What does it mean to say that certain music is “idiomatic” for a particular instrument? This project approaches the question with respect to the BMG (banjo, mandolin, guitar) family of plucked-string instruments, which took shape in America in the early twentieth century. The project involves performing Bach’s twelve solo string suites on a combination of mandolin, mandola, mandocello, steel-string guitar, banjo, and pedal steel guitar over a series of six concerts between fall 2021 and spring 2023. Carl Philipp Emanuel Bach said that his father “understood to perfection the possibilities of all stringed instruments,” and Anna Magdalena’s manuscript of the cello suites includes multiple tunings as well as one indication for five rather than four strings. What is the theoretical potential of voicing this music, which is in some ways unidiomatic for violin/cello and has an extensive precedent for reinterpretation, with the BMG family?

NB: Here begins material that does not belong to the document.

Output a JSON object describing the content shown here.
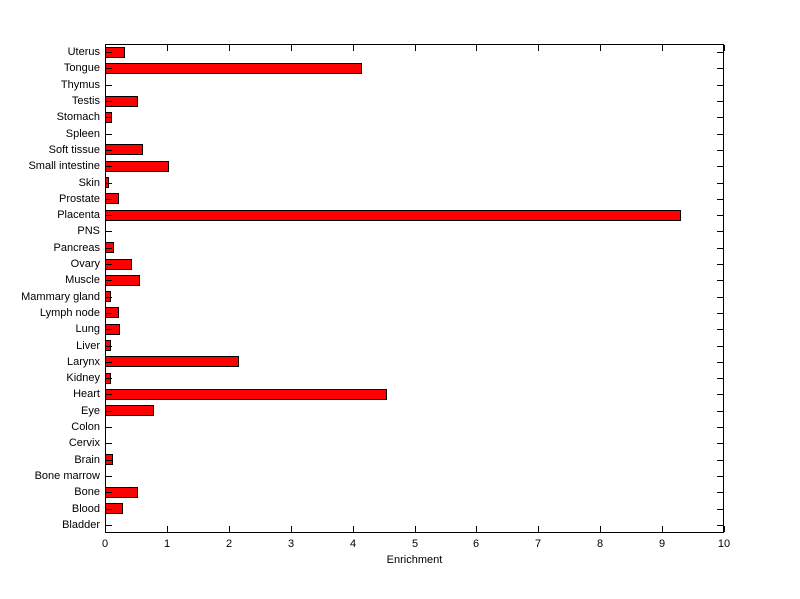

In this paper, I report on the process of translating the Bach violin and cello suites for, and playing them with, BMG instruments. The presentation will include analysis of recorded and notated musical examples, as well as some live demonstration on mandola. The work sheds light on the translatability and “idiomaticity” (De Souza 2017) of Bach’s music, which in addition to synthesis (Carlos 1968), lends itself to revoicings among sung, bowed, and plucked means of musical production. I give particular attention to the pedal steel guitar, one example of which was built specifically for the project as a method of exploring gestural components of continuous polyphonic motion. A historically neglected member of the BMG family, the slide guitar is notable for how its idiomatic possibilities have changed alongside its development into the contemporary pedal steel. Ultimately, the work referenced in this paper points toward a theory in which, more than providing maps of spatial positions, musical instruments partner with their performers to create lexicons of movement.

Biography

Joti Rockwell is an Associate Professor of Music at Pomona College. He is a multi-instrumentalist and active performer of roots music, rock, bluegrass, and classical concert music. He has recorded professionally and toured extensively across the United States, playing guitar, keyboard, theremin, mandolin, pedal steel, and related stringed instruments. He has taught courses on music theory, American popular music, music and mathematics, and rhythm, and he is a previous recipient of Pomona College’s Wig Distinguished Professor Award for Excellence in Teaching. His scholarly work has centered around music theory and American roots music, and his writing has appeared in publications including Journal of Music TheoryEthnomusicologyPopular Music, and Analytical Approaches to World Music. He also performs in and coordinates Pomona College’s Balinese gamelan ensemble, Giri Kusuma.